Who are You Trying to Please - June 3, 2024

AM Psalm 41, 52Eccles. 2:1-15Gal. 1:1-17Matt. 13:44-52

Several years ago, I was part of a group who had been tasked with making a decision concerning the future of the church, the election of our diocesan bishop. I’ll never forget what a good friend and mentor said to us, “Who are you trying to please? Those people around you or God?” It was the perfect question for that moment in time and one I have returned to over and over again.

It's a place where we often find ourselves, and at least for me I can be caught unaware that that’s where I’ve ended up. Trying to please those around me and not listening carefully enough to God. There are many factors that can push us into this trap - the need to assert authority, to fit in or to please someone we admire or are possibly intimidated by. It doesn’t make us weak-kneed or bad people it just makes us human. Our precarity, or the tenuous balance we all attempt to maintain, between doing the right thing, what we believe the Holy Spirit is leading us towards or doing the easier, less “right” thing, is something we all share. None of us gets it right every time nor should we expect that out of ourselves.  

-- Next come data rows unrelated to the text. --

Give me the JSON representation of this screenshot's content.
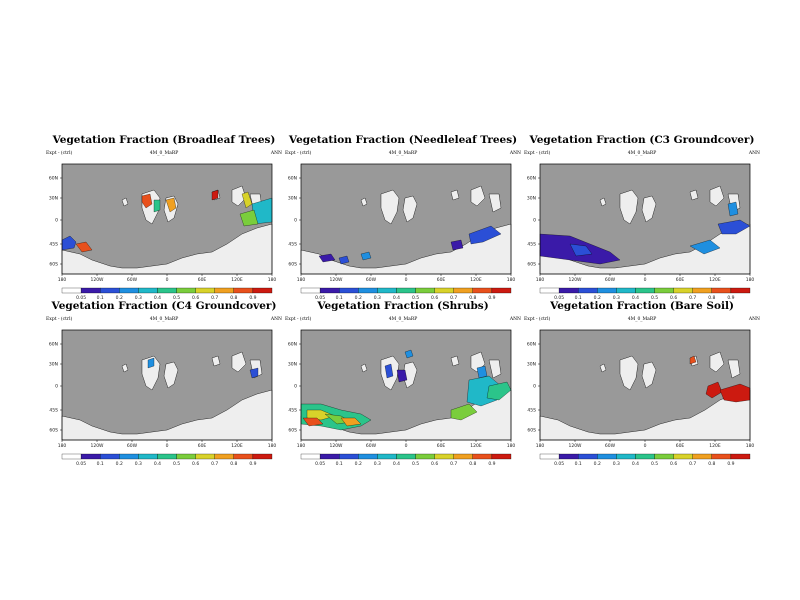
{
  "chart_data": [
    {
      "type": "heatmap",
      "title": "Vegetation Fraction (Broadleaf Trees)",
      "subtitle_left": "Expt - (ctrl)",
      "subtitle_center": "4M_0_MaRP",
      "subtitle_right": "ANN",
      "lat_ticks": [
        "60N",
        "30N",
        "0",
        "45S",
        "60S"
      ],
      "lon_ticks": [
        "180",
        "120W",
        "60W",
        "0",
        "60E",
        "120E",
        "180"
      ],
      "colorbar_ticks": [
        "0.05",
        "0.1",
        "0.2",
        "0.3",
        "0.4",
        "0.5",
        "0.6",
        "0.7",
        "0.8",
        "0.9"
      ]
    },
    {
      "type": "heatmap",
      "title": "Vegetation Fraction (Needleleaf Trees)",
      "subtitle_left": "Expt - (ctrl)",
      "subtitle_center": "4M_0_MaRP",
      "subtitle_right": "ANN",
      "lat_ticks": [
        "60N",
        "30N",
        "0",
        "45S",
        "60S"
      ],
      "lon_ticks": [
        "180",
        "120W",
        "60W",
        "0",
        "60E",
        "120E",
        "180"
      ],
      "colorbar_ticks": [
        "0.05",
        "0.1",
        "0.2",
        "0.3",
        "0.4",
        "0.5",
        "0.6",
        "0.7",
        "0.8",
        "0.9"
      ]
    },
    {
      "type": "heatmap",
      "title": "Vegetation Fraction (C3 Groundcover)",
      "subtitle_left": "Expt - (ctrl)",
      "subtitle_center": "4M_0_MaRP",
      "subtitle_right": "ANN",
      "lat_ticks": [
        "60N",
        "30N",
        "0",
        "45S",
        "60S"
      ],
      "lon_ticks": [
        "180",
        "120W",
        "60W",
        "0",
        "60E",
        "120E",
        "180"
      ],
      "colorbar_ticks": [
        "0.05",
        "0.1",
        "0.2",
        "0.3",
        "0.4",
        "0.5",
        "0.6",
        "0.7",
        "0.8",
        "0.9"
      ]
    },
    {
      "type": "heatmap",
      "title": "Vegetation Fraction (C4 Groundcover)",
      "subtitle_left": "Expt - (ctrl)",
      "subtitle_center": "4M_0_MaRP",
      "subtitle_right": "ANN",
      "lat_ticks": [
        "60N",
        "30N",
        "0",
        "45S",
        "60S"
      ],
      "lon_ticks": [
        "180",
        "120W",
        "60W",
        "0",
        "60E",
        "120E",
        "180"
      ],
      "colorbar_ticks": [
        "0.05",
        "0.1",
        "0.2",
        "0.3",
        "0.4",
        "0.5",
        "0.6",
        "0.7",
        "0.8",
        "0.9"
      ]
    },
    {
      "type": "heatmap",
      "title": "Vegetation Fraction (Shrubs)",
      "subtitle_left": "Expt - (ctrl)",
      "subtitle_center": "4M_0_MaRP",
      "subtitle_right": "ANN",
      "lat_ticks": [
        "60N",
        "30N",
        "0",
        "45S",
        "60S"
      ],
      "lon_ticks": [
        "180",
        "120W",
        "60W",
        "0",
        "60E",
        "120E",
        "180"
      ],
      "colorbar_ticks": [
        "0.05",
        "0.1",
        "0.2",
        "0.3",
        "0.4",
        "0.5",
        "0.6",
        "0.7",
        "0.8",
        "0.9"
      ]
    },
    {
      "type": "heatmap",
      "title": "Vegetation Fraction (Bare Soil)",
      "subtitle_left": "Expt - (ctrl)",
      "subtitle_center": "4M_0_MaRP",
      "subtitle_right": "ANN",
      "lat_ticks": [
        "60N",
        "30N",
        "0",
        "45S",
        "60S"
      ],
      "lon_ticks": [
        "180",
        "120W",
        "60W",
        "0",
        "60E",
        "120E",
        "180"
      ],
      "colorbar_ticks": [
        "0.05",
        "0.1",
        "0.2",
        "0.3",
        "0.4",
        "0.5",
        "0.6",
        "0.7",
        "0.8",
        "0.9"
      ]
    }
  ],
  "colors": {
    "ocean": "#999999",
    "land": "#eeeeee",
    "scale": [
      "#ffffff",
      "#3a1aa8",
      "#2b4fd6",
      "#1f8fe0",
      "#20b8c8",
      "#2bc48a",
      "#7acd3c",
      "#d8d22a",
      "#f0a020",
      "#e8501c",
      "#cc1a10"
    ]
  }
}
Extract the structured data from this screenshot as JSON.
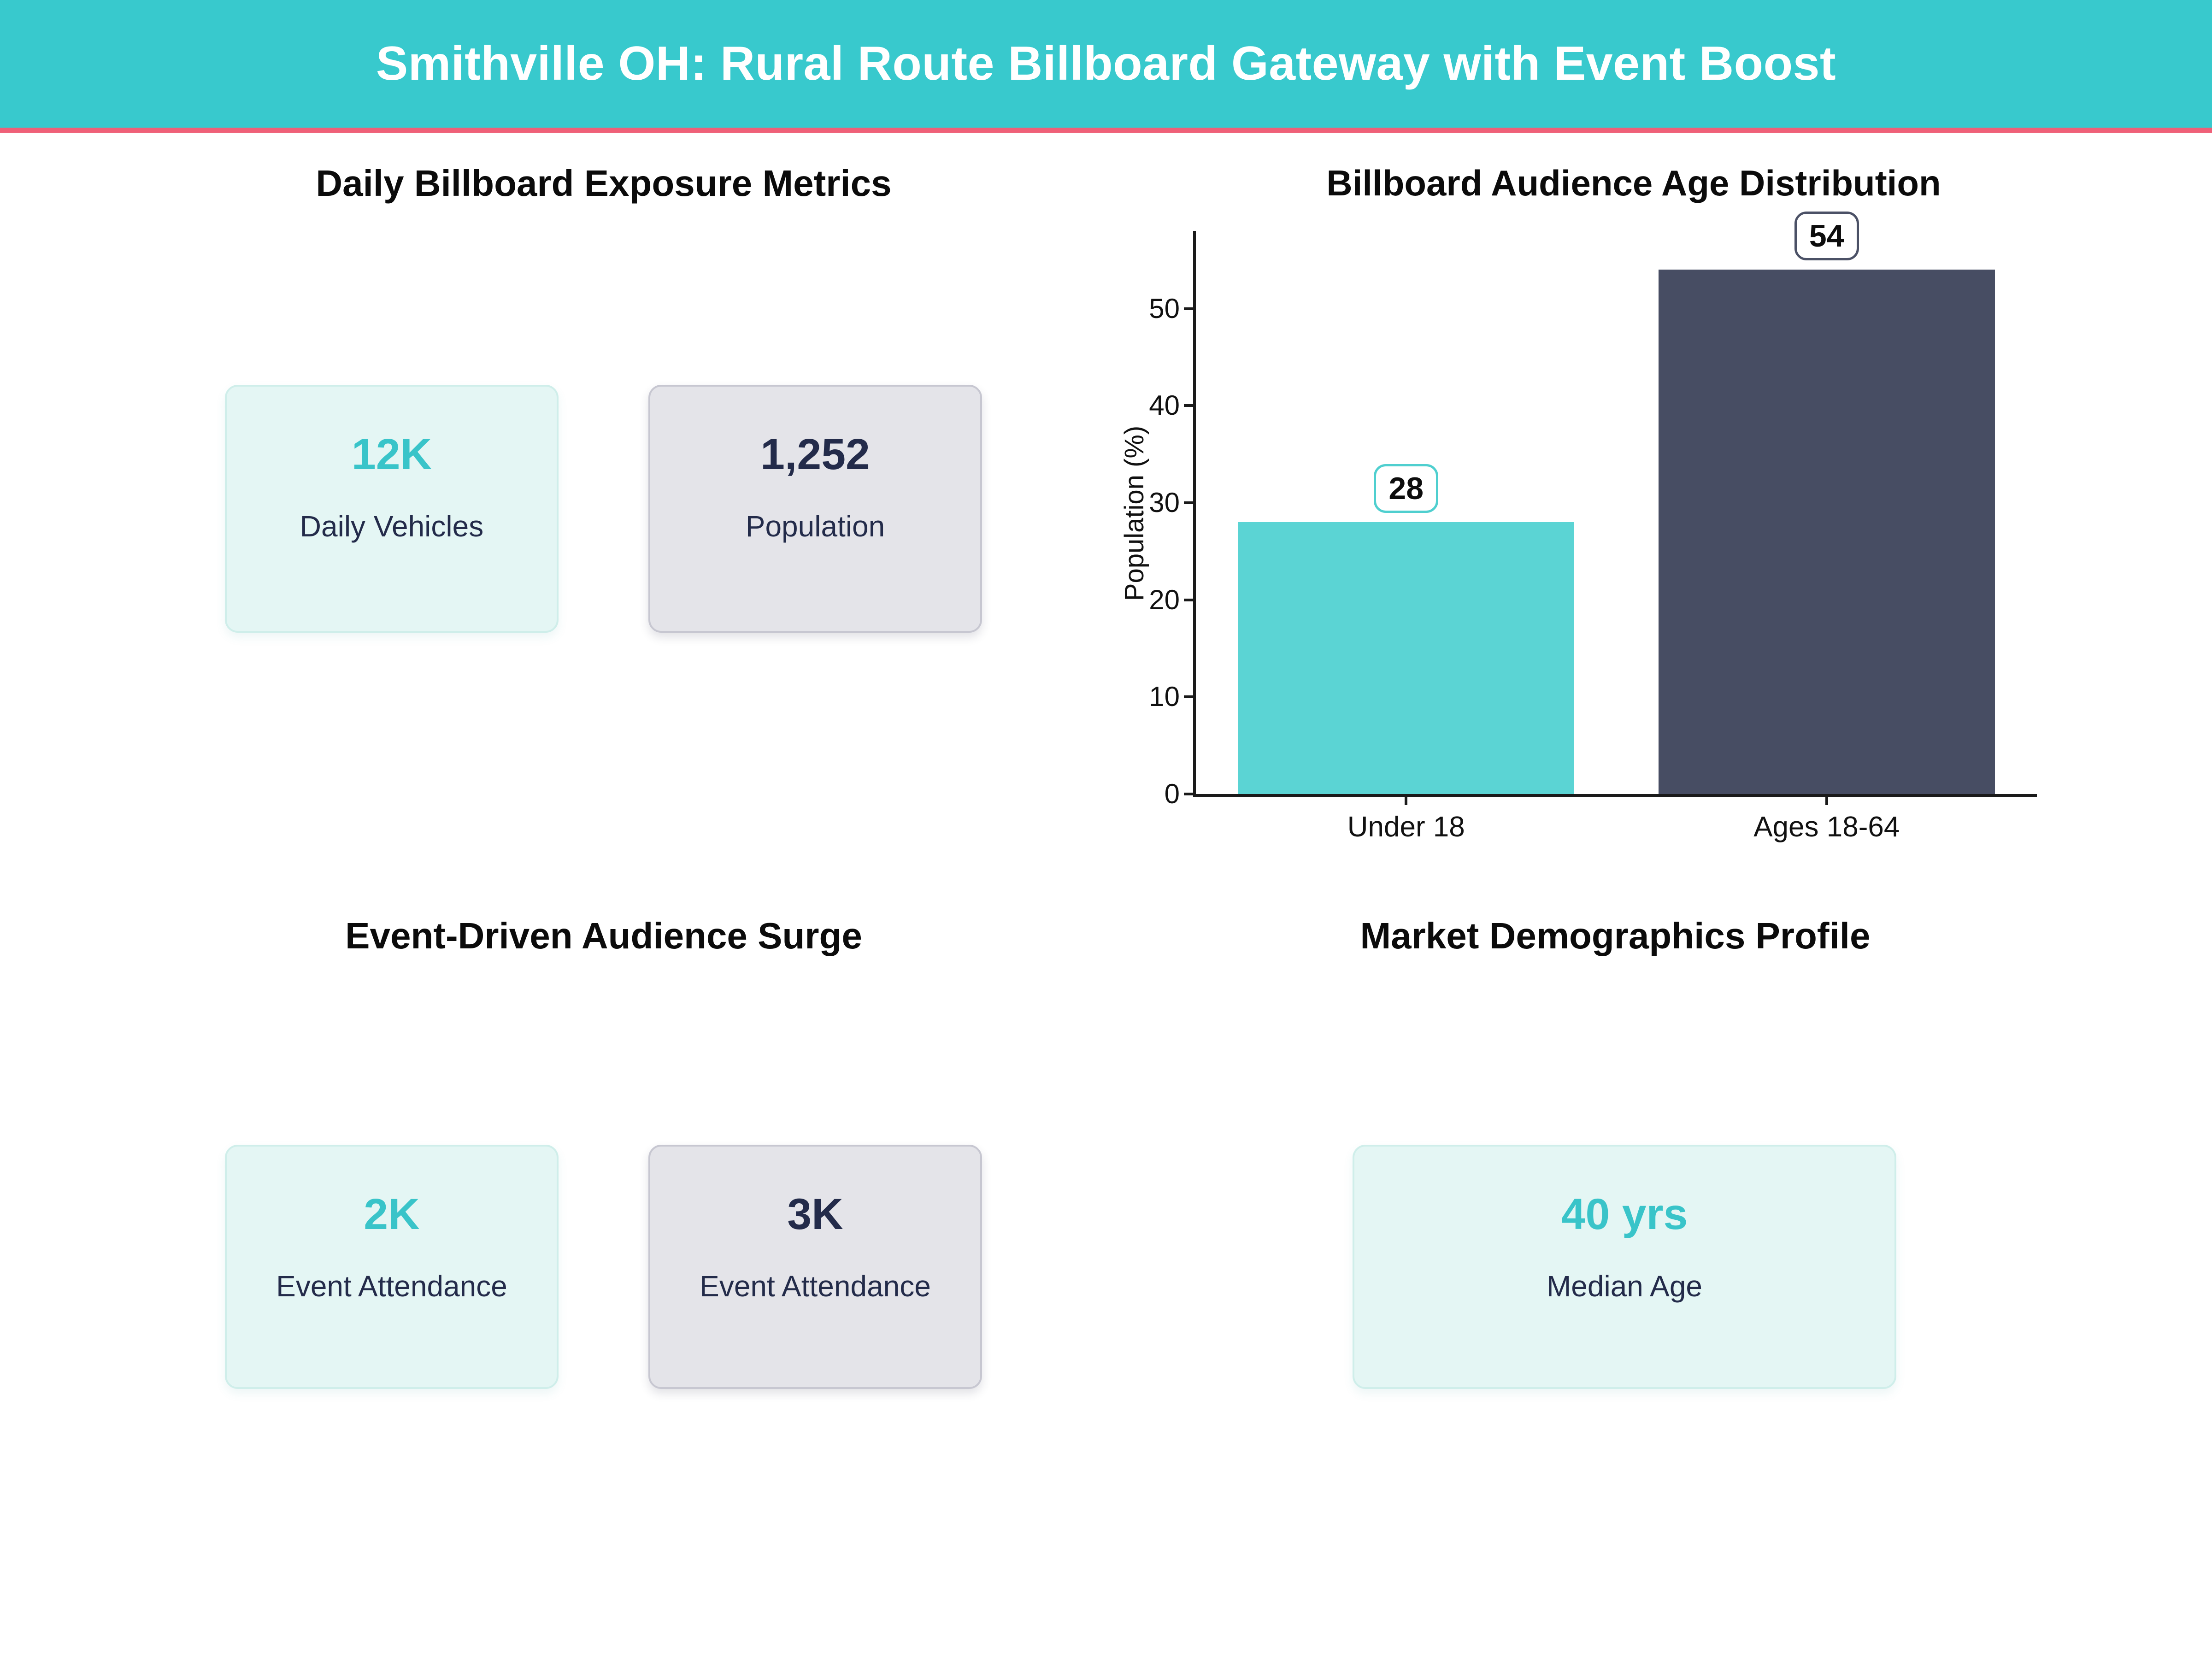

Today’s readings are glimpses into the humanity that our ancestors in the Judeo-Christian tradition experienced. By and large they are not so dissimilar from our own daily experiences. At the heart of the Book of Ecclesiastes, the author poses the question that underlies almost all of our daily conundrums; “What profit hath a man for all his toil, . . .”  What is it all worth, anyway? In the end the author concludes that what is truly important is staying in right relationship with God and not worrying about all the rest. Easier said than done, right?

Before Saul became Paul, his life was a zealous quest for ensuring that God’s laws were kept and that no one dared tread on his faith tradition. He was widely admired and feared. His authority was unquestioned and his status in the Jewish community secure. He was trying to please his Hebrew community while also doing what he thought would please God. Then something changed. Paul confesses to the church in Galatia, “15But when God, who had set me apart before I was born and called me through his grace, was pleased 16to reveal his Son to me, * so that I might proclaim him among the Gentiles, I did not confer with any human being, . . .” He, as the scriptures so dramatically portray, “Saw the Light.” Did Paul make any mistakes afterwards? I’d wager he did. However, when he did, I’m certain he turned back to the one he knew he was created to follow.

Life’s not easy. It’s not a game we win by being the best or the brightest. It’s not a popularity contest or a race to grab the golden ring. It’s a journey, full of highs, and lows. It’s often discouraging and frustrating. It’s not about doing more and more; it’s about living each day as if it’s our first. It’s about seeing each day with wonder and looking for the joy, even when it feels we are surrounded only by darkness. It’s about listening for the still, quiet voice of God and tuning out, as best we can, those pressures and expectations our culture, family and friends, our own egos place on us. Take a moment each day to be still, to listen for God, and ask yourself, “Who am I going to please today? Those around me or God?”